Healthcare is, Ginni says, IBM’s next moonshot and is therefore a real focus for IBM and its Watson business. As a data point, she says, it takes 12 years to get a drug to market at a cost of $1Bn and that few make it to market at all. Dr Yitzhak Peterburg of Teva Pharmaceuticals joined Ginni to discuss this. Teva is the world’s #1 generics company and serves 200M people. Patients are also customers and thinking of them as such – meeting their consumer expectations – is a challenge. They want a personalized, appropriately priced, convenient and transparent treatments.

Teva sees big data opportunities in things like biosensor data and the potential for analytic/cognitive technologies like Watson to personalize medicine and find new uses for existing drugs among much more. For instance, identifying patients at risk of asthma attacks using a cloud-connected inhaler can really help people manage this chronic disease. Alerting them in advance so they can find their inhaler and be prepared to use it or even take steps to prevent it. And the investment in a cloud, cognitive, big data infrastructure is designed to create more opportunities like this. In the future, they can even see 3D printing to deliver tailored doses, identify that a pill has been taken or even control the dose a pill releases – all controlled by the system in a personalized way.

A clip from the 60 Minutes show on cognitive discussed how Watson tracks all the papers in cancer research and advises doctors on what care to suggest to patients for whom existing treatments had failed.

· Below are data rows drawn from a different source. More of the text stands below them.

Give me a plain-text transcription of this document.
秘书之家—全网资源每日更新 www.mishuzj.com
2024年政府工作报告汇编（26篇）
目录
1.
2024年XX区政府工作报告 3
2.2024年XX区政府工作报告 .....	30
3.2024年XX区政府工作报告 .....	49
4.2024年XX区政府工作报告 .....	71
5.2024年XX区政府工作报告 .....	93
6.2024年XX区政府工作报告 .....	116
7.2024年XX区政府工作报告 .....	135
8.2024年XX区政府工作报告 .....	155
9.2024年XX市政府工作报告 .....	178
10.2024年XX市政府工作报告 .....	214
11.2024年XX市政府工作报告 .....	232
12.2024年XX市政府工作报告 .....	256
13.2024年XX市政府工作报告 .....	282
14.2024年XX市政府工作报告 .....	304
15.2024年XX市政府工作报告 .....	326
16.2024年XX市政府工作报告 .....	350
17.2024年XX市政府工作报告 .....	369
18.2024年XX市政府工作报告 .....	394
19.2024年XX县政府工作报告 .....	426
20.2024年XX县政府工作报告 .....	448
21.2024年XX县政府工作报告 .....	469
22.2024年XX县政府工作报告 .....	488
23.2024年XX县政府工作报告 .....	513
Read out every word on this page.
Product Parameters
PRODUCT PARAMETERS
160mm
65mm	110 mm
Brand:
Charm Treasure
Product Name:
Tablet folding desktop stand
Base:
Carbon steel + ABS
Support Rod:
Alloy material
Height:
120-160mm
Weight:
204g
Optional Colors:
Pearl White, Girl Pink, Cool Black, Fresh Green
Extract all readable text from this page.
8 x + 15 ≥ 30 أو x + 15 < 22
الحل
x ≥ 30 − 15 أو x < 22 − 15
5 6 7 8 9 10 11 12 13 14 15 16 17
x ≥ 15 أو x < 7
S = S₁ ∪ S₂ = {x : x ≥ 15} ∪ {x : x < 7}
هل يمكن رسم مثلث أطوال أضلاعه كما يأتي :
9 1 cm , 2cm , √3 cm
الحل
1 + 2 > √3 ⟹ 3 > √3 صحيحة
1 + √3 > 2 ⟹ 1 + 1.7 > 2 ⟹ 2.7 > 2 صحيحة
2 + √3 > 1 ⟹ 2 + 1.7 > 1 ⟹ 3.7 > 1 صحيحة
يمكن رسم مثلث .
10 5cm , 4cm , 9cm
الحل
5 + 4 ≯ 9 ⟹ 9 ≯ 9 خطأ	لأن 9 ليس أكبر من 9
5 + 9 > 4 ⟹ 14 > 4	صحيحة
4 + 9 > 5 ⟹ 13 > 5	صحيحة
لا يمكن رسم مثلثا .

The back test found 99% of their suggestions matched by Watson but another 30% had additional recommendations.

Continuing with the healthcare theme, Ginni is joined by Prof Miyano from Japan to discuss their use of Watson in cancer treatment. They have been scanning the genomes of patients, identifying mutations and then using Watson to find the best fit. This is hard because a typical genome has many mutations anyway and cancers can introduce many more. Huge numbers of new papers discuss treatments that might be suitable but there are millions of mutations. Watson makes it possible to find the right treatment, even in very difficult cases, giving the medical team critical information and insight.

Final section was a little lighter, with a discussion of hit songs. Alex Da Kid has been working with Watson to see how one might develop a hit song. Alex likes to ask people about very personal, very emotionally powerful moments and then use those to drive songs. He’s collaborating with Watson to analyze what people have been writing, lyrics from billboard songs and musical patterns. The result is a new song – Not Easy – that is doing well and he says he has several more resulting from the collaboration. A great change of pace.

And Ginni wrapped it up – we are, she said, changing the world and we are just getting started.